La nouvelle loi sur la neutralité religieuse adoptée mercredi dernier par l’Assemblée nationale contrevient-elle aux droits de la personne? Peut-être bien, s’il faut en croire divers organismes spécialisés en la matière.
La Commission des droits de la personne et des droits de la jeunesse a fait part de ses «préoccupations» devant l’adoption de la nouvelle loi. Elle croit l’obligation de recevoir des services publics à visage découvert «pourra contribuer à la discrimination systémique visant les femmes appartenant à un groupe minoritaire, déjà largement discriminées».
«En effet, cette loi multiplie les obstacles que ces femmes rencontreront dans leur quotidien. De plus, elle limite la capacité de ces femmes à agir librement et accentue les risques qu’elles soient la cible de propos et gestes discriminatoires», ajoute encore la commission.
Elle se désole par ailleurs que les recommandations qu’elle avait formulées en novembre 2016 sur le projet de loi 62 n’ont pas été suivies. Celles-ci concernaient en partie une discrimination appréhendée en matière de réceptions de services le visage découvert.
La Commission insiste pour dire que la Charte des droits et libertés de la personne au Québec interdit toute discrimination basée sur un motif religieux.
Rappelons que le libellé de la loi 62 ne mentionne pas quels vêtements ou couvre-chefs sont expressément visés par ses dispositions.
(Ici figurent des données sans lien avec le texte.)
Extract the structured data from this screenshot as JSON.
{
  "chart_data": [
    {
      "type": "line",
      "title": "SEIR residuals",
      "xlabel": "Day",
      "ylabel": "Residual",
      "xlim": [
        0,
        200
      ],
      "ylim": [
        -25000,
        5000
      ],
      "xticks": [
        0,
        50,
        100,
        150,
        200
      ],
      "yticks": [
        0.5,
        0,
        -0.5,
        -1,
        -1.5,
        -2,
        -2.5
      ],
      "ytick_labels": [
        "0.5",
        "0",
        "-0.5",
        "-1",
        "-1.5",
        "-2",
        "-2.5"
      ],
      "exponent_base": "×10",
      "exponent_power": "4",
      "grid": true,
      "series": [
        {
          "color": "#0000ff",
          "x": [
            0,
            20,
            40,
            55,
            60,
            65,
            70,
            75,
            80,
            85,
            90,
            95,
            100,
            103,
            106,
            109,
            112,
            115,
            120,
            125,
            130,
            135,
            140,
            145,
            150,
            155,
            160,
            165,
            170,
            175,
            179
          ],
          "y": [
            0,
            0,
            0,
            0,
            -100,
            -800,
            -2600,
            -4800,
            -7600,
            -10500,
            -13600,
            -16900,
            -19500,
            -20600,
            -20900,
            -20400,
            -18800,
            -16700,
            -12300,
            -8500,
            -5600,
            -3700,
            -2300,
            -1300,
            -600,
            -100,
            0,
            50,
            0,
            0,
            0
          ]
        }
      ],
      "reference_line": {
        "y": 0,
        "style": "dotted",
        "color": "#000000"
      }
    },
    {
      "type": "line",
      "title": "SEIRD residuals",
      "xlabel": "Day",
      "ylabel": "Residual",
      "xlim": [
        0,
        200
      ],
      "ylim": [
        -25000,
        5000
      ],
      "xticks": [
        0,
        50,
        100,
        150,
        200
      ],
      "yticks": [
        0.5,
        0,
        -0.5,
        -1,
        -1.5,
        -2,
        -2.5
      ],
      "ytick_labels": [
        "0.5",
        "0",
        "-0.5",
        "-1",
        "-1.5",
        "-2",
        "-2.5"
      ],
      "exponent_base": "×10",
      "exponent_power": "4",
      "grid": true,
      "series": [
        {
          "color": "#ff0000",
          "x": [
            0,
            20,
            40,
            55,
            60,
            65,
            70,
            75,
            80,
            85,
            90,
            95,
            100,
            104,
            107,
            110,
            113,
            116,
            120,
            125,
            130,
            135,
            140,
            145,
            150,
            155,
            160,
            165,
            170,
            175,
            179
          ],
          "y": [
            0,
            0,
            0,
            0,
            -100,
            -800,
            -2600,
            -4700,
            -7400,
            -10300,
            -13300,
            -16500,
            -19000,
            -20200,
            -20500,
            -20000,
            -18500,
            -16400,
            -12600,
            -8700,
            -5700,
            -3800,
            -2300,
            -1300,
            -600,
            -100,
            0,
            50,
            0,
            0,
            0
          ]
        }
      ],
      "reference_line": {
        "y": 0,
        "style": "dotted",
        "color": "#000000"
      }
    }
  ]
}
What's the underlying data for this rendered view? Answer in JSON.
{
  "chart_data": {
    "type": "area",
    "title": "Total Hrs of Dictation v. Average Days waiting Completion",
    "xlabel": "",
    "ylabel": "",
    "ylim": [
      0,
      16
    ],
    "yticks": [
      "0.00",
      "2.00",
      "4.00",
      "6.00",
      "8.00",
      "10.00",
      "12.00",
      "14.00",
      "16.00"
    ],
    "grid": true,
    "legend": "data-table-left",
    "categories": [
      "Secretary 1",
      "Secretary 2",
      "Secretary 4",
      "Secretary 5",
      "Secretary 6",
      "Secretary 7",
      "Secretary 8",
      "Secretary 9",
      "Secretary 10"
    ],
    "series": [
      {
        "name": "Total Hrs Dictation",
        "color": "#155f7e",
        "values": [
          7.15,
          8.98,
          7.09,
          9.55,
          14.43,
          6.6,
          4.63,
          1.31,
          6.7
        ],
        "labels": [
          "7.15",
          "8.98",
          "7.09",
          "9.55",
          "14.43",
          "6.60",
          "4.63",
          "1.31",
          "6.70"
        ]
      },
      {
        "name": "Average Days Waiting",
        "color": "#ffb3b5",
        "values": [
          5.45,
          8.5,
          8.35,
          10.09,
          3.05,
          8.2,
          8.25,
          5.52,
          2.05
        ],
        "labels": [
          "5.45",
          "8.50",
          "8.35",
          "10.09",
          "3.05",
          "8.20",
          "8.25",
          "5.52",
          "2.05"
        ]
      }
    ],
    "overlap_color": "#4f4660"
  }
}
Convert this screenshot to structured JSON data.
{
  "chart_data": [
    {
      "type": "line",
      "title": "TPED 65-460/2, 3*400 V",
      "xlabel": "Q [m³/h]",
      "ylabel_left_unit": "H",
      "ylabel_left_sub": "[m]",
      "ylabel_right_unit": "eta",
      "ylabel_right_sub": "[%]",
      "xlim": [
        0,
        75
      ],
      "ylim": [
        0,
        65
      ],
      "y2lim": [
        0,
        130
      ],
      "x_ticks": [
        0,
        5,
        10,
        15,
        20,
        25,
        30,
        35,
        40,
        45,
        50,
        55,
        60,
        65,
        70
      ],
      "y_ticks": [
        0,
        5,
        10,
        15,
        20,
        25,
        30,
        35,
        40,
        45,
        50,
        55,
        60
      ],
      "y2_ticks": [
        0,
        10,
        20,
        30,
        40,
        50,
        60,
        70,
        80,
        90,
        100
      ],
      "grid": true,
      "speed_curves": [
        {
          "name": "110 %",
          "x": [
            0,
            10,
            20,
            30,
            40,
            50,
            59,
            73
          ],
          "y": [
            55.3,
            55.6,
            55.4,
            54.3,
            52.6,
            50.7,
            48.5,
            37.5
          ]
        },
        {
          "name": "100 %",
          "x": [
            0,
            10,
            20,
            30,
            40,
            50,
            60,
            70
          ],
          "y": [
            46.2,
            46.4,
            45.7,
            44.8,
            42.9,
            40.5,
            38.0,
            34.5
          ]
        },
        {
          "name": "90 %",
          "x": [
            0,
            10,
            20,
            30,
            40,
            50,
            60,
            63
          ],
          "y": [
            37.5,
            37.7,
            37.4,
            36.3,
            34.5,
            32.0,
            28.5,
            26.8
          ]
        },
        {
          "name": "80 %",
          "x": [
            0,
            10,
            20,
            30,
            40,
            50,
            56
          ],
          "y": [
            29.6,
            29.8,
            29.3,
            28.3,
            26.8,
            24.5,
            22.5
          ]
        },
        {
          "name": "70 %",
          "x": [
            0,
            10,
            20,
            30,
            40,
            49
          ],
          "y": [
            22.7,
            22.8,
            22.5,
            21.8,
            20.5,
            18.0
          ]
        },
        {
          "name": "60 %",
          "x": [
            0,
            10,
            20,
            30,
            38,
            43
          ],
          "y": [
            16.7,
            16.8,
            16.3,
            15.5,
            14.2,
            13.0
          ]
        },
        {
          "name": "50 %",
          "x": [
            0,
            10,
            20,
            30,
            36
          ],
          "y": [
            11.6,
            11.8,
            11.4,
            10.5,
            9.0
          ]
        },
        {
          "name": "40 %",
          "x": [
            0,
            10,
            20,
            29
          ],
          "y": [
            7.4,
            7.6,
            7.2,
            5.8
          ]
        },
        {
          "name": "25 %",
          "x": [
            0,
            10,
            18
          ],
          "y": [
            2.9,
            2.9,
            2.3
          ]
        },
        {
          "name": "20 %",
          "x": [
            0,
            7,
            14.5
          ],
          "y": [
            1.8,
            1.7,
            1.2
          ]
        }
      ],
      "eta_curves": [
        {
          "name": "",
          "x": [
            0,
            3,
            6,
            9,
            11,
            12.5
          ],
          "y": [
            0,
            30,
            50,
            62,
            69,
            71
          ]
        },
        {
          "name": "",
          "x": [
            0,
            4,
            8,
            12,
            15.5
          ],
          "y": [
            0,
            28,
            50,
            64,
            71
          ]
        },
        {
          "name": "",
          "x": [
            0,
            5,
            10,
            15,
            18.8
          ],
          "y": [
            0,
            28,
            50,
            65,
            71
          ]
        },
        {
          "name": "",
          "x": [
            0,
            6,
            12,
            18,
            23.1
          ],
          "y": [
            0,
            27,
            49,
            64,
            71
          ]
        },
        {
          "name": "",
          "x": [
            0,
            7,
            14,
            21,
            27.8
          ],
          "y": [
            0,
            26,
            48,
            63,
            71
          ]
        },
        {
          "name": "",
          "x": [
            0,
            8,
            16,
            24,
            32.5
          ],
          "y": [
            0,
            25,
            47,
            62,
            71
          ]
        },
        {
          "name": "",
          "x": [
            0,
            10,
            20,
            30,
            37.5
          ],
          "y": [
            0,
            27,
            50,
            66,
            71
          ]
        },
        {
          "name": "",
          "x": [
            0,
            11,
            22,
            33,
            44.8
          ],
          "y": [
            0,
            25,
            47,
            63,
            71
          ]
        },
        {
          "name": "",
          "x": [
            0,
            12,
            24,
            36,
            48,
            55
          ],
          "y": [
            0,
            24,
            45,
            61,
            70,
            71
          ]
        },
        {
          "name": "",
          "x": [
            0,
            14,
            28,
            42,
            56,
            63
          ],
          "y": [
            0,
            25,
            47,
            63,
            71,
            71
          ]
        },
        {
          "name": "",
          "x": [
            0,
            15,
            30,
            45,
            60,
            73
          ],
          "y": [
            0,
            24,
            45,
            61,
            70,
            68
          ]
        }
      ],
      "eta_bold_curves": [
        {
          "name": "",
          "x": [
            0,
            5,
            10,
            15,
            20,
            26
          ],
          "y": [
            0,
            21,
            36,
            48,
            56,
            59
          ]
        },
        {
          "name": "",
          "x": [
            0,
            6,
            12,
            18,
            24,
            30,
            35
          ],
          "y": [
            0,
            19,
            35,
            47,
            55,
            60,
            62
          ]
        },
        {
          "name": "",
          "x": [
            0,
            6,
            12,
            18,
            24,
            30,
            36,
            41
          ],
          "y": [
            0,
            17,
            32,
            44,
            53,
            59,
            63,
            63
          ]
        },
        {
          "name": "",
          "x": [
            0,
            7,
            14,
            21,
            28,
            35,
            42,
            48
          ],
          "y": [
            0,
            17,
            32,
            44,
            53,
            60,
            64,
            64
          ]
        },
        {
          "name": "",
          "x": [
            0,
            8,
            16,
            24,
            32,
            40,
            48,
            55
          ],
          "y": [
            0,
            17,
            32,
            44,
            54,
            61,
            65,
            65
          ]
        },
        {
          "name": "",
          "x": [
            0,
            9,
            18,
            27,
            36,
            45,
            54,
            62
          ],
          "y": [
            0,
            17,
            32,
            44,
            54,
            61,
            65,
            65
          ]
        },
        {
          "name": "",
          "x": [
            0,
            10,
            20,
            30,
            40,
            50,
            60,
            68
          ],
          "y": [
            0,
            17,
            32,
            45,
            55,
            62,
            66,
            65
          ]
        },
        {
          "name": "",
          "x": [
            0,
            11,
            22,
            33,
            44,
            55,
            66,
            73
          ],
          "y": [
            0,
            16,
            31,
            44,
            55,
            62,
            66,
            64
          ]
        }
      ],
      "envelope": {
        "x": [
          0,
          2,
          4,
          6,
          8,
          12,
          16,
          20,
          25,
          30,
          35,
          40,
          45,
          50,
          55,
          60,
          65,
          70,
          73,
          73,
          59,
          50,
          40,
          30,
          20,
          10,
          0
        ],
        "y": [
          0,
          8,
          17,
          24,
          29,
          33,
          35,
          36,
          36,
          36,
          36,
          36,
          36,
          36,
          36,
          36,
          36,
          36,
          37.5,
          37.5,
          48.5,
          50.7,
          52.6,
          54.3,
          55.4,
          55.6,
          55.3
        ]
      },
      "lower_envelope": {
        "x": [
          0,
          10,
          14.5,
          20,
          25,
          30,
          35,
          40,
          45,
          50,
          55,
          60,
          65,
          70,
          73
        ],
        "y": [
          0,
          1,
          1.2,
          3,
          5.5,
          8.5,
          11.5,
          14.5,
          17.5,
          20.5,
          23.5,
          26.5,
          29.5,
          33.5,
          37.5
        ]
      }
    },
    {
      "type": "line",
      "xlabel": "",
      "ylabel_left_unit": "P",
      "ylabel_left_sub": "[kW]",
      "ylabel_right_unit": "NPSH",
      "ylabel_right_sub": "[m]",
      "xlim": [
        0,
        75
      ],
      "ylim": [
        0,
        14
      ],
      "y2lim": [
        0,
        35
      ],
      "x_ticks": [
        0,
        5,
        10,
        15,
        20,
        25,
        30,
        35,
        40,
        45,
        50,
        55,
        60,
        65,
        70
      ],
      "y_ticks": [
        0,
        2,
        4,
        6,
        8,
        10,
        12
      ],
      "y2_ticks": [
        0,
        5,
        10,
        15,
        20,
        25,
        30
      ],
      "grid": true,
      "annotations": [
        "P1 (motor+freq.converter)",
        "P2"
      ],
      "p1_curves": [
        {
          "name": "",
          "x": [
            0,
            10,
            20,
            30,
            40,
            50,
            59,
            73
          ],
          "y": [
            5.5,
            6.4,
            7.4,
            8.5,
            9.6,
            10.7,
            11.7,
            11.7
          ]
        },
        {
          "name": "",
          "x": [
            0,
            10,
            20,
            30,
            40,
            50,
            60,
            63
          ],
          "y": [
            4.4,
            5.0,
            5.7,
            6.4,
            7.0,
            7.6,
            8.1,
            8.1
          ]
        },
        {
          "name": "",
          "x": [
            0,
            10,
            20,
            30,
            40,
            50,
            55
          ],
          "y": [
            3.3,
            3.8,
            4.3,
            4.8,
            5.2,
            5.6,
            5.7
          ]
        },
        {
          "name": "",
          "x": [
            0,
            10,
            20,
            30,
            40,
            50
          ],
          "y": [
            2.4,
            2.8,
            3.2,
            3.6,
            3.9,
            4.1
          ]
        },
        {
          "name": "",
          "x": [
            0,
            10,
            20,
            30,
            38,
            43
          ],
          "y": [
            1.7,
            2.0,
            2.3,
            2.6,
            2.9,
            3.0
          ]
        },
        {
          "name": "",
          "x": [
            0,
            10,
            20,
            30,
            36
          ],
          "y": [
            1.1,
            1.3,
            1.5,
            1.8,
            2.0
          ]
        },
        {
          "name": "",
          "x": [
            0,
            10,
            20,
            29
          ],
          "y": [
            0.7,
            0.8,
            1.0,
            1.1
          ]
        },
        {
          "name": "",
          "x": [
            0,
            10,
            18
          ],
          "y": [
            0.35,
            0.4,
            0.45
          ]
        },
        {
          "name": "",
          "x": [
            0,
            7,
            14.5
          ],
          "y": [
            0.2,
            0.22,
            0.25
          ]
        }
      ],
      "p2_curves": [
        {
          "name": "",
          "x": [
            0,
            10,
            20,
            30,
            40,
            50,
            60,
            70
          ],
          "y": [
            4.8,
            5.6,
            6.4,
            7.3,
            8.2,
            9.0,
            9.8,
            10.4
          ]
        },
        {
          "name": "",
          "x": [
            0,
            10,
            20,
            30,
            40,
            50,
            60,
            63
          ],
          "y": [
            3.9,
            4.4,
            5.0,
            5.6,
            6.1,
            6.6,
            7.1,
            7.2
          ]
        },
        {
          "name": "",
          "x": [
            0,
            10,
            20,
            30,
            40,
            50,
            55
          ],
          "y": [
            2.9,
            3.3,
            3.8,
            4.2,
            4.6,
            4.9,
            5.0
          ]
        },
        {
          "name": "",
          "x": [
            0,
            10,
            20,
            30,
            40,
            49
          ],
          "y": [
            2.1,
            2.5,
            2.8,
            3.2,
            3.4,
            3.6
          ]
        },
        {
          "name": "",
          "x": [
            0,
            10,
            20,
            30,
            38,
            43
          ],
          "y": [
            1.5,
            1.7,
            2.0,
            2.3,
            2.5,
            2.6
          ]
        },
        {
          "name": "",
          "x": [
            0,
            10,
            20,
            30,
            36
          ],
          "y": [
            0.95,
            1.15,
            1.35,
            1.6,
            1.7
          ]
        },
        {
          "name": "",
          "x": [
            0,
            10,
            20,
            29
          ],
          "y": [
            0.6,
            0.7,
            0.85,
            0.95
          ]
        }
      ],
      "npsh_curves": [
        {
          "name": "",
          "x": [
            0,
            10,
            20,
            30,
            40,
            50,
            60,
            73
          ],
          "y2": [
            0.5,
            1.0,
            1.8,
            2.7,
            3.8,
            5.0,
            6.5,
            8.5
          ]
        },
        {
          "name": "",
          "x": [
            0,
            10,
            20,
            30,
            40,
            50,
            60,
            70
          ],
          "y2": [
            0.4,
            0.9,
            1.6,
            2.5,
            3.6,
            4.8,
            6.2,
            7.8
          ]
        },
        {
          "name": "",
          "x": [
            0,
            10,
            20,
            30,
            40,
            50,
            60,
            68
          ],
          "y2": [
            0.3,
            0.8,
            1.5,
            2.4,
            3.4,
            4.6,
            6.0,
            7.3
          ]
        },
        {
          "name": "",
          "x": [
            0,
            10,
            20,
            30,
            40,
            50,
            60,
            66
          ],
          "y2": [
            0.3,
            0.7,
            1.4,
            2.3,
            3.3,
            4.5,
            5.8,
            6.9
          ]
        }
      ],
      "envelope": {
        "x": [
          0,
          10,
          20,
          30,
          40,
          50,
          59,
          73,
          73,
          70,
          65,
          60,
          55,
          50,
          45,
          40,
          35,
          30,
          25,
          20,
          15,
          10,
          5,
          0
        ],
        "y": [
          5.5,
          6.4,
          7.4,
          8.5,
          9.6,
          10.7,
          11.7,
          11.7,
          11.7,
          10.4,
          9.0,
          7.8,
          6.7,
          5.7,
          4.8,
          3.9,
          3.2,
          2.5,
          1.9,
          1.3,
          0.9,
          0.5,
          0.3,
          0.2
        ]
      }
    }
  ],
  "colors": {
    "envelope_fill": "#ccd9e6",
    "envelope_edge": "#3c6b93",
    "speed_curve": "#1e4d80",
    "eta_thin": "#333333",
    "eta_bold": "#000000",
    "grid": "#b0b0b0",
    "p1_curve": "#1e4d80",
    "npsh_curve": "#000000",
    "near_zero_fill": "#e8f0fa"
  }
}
Mais certains types de voiles associés à des cultures de tradition musulmane, comme le niqab, qui ne laisse entrevoir que les yeux, ou la burqa, qui recouvre complètement le visage, sont de facto concernés par la nouvelle législation.
«Les lois doivent servir à éliminer la discrimination»
De son côté, la présidente de la Commission canadienne des droits de la personne, Marie‑Claude Landry, est d’avis que «les lois doivent servir à éliminer la discrimination et non à la favoriser». À ses yeux, ce sont les dispositions de la loi 62 qui concernent le fait de recevoir des services publics le visage découvert qui peuvent poser problème.
«Je trouve extrêmement préoccupant qu’un gouvernement quel qu’il soit légifère pour cibler et marginaliser un groupe plutôt que pour protéger les personnes qui souffrent déjà en raison de la discrimination», a-t-elle indiqué par voie de communiqué.
Elle précise que la Loi canadienne sur les droits de la personne concerne les champs de compétence fédérale. «Même si le projet de loi 62 s’applique aux services publics du Québec, les autobus du transport en commun qui traversent les frontières provinciales en font un enjeu fédéral», a estimé Mme Landry.
Bien que la Commission canadienne évoque une éventuelle contestation judiciaire de la loi 62, elle n’a pas détaillé de quelle manière elle y participerait.
«Danger potentiel»
L’organisme Amnistie internationale est d’avis que l’objectif de neutralité religieuse étatique visé par le gouvernement «se doit d’être mis en œuvre dans le respect des engagements internationaux du Canada en matière de droits humains, engagements auxquels le Québec est soumis».
L’organisation estime «que la disposition de la loi portant sur l’obligation d’avoir le visage découvert afin de recevoir ou de donner des services publics porte atteinte à la liberté d’expression relative à la liberté de religion et prive toute personne ayant le visage couvert d’avoir accès aux services publics et de participer aux affaires publiques québécoises».
Amnistie croit par ailleurs que les accommodements aussi prévus par la loi 62 «ne répondent pas aux normes internationales», puisqu’il appartient aux personnes d’exprimer le besoin d’un accommodement plutôt qu’au gouvernement de justifier une restriction à la liberté de religion.
«Cette loi représente un danger potentiel. Outre le non-respect de droits humains fondamentaux, la discrimination serait ici consacrée en tant que norme», a opiné la directrice générale d’Amnistie international Canada francophone, Béatrice Vaugrante, au lendemain de l’adoption de la loi par les députés provinciaux.
Le gouvernement du Québec tient son bout devant les nombreuses critiques, le premier ministre Philippe Couillard répétant qu’il s’agit d’une question d’identification, de sécurité et de communication lorsqu’il s’agit d’avoir le visage découvert. La ministre québécoise de la Justice, Stéphanie Vallée, a pour sa part convoqué les médias le 24 octobre pour présenter les règles d’application liées à l’obligation de donner et de recevoir les services publics à visage découvert. Le communiqué de presse annonce les couleurs du gouvernement: «une application claire d’une loi équilibrée».
Le gouvernement fédéral a d’ores et déjà annoncé qu’il entend se pencher attentivement sur la nouvelle loi québécoise. Une possible contestation juridique n’est pas écartée.